Daniel Soares: Se calhar é uma coisa de personalidade, da forma como vejo a vida, porque as coisas são muito interligadas – o humor e a tragédia. Existe uma frase de um filósofo francês, Jean de la Bruyere, “a vida é uma tragédia para aqueles que sentem e uma comédia para aqueles que pensam”. Para mim, isso reflete-se nos meus filmes. Não é um humor elaborado, eu tento tirar o humor presente na vida real, ao observar. Não é tanto ao criar uma história, é mais a partir do observar. E acho que o mundo corporativo é isso. Essas coisas dos team-buildings, essa coisa de ir a um lugar, fazer alguma coisa para aumentar o espírito de equipa, para continuarmos a fazer coisas fora do ambiente de trabalho. Eu trabalhei numa agência de publicidade e havia uma pessoa que trazia green juices a todas as quintas-feiras. E o pessoal fica tipo “epá, isto é fixe, trabalho num lugar fixe” e são coisas que são criadas para continuarmos ali oito/dez horas diárias atrás de um computador a fazer coisas que não queremos saber para nada. A maior parte da nossa vida passamos a fazer isso. É triste, mas tem humor nesse absurdo.
Em relação ao personagem do arquiteto, já tinhas uma ideia para ele ou foste descobrindo-o?
Daniel Soares: No início, eu tinha uma relação com este personagem em que faltava uma conexão mais intima. Eu tenho este problema, quando começo a escrever um guião, que parece que, quando me aproximo da rodagem, sinto que estou a fazer piada deste personagem e não dá para filmar dessa forma. Então tive que encontrar coisas na personagem deste arquiteto que vêm da minha própria vida. Trabalhei vários anos em publicidade e, muitas vezes, faz-se campanhas e não se questiona aquilo que se faz. Questiona-se de um ponto de vista criativo, torna-se numa forma de auto-expressão através da publicidade. Mas, está-se a fazer coisas que não melhoram o mundo, antes pelo contrário. Com o passar de anos eu senti-me cada vez mais desenquadrado nesse mundo e saí. O pessoal que vai ficando faz essa coisa de criar narrativas para si mesmo. O que quero dizer, é que posso começar numa ideia conceptual mas, a certo ponto, tenho que fazer essa conexão comigo mesmo, porque, se não, não sei do que estou a falar. Eu não sou arquiteto, e fizemos muito trabalho de pesquisa. Mas, no final, o que importa, é eu saber o que ele sente. E para isso, não é uma coisa de pesquisa, é algo que possa sentir da minha vida ou amigos à minha volta.

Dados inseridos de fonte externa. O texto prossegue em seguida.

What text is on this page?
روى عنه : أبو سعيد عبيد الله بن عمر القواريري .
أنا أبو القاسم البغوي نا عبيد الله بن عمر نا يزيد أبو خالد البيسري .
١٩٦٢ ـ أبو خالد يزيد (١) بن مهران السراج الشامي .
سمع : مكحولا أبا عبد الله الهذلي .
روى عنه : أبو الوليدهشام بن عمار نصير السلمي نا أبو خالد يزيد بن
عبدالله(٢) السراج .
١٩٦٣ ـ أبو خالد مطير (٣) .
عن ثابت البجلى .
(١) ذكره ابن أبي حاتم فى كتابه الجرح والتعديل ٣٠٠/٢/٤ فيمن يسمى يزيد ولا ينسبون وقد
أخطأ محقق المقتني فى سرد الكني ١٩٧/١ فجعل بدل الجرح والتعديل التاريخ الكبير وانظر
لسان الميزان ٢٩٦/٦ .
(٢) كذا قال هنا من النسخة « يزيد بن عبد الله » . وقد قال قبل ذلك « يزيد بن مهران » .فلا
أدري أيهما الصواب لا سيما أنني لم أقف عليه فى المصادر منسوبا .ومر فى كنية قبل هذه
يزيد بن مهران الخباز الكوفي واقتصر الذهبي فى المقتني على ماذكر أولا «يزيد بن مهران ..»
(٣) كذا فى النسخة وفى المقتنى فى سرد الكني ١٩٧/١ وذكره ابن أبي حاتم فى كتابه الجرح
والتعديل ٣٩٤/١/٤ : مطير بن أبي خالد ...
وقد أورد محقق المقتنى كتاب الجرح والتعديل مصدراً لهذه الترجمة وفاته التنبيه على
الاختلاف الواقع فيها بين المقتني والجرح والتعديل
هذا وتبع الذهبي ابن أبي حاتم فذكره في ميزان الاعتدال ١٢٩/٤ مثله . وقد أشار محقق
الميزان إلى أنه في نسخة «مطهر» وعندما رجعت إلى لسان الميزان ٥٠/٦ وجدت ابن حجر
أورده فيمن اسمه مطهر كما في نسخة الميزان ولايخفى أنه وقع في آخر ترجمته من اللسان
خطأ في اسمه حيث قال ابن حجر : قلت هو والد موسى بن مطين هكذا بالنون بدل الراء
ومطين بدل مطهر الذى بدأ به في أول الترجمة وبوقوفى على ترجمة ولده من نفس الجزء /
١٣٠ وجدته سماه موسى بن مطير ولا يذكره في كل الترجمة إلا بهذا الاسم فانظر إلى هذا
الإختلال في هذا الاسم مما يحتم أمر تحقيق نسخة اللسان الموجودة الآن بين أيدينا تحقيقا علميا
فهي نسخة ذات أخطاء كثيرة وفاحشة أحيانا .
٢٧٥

E dessa forma, eu consigo criar pontos vulneráveis no personagem e, a partir daí, consigo conectar-me com essa pessoa.
Existe, de uma certa forma, uma identificação com o personagem.
Daniel Soares: Nunca fiz nada disto, mas no mundo do trabalho, existe, muitas vezes, esta coisa de olhares para aquilo e pensares “o que estou a fazer com a minha vida”. É aquela música dos Talking Heads: “How did I get here?”. É essa ideia. “How did I get here and how do I get out of here?”.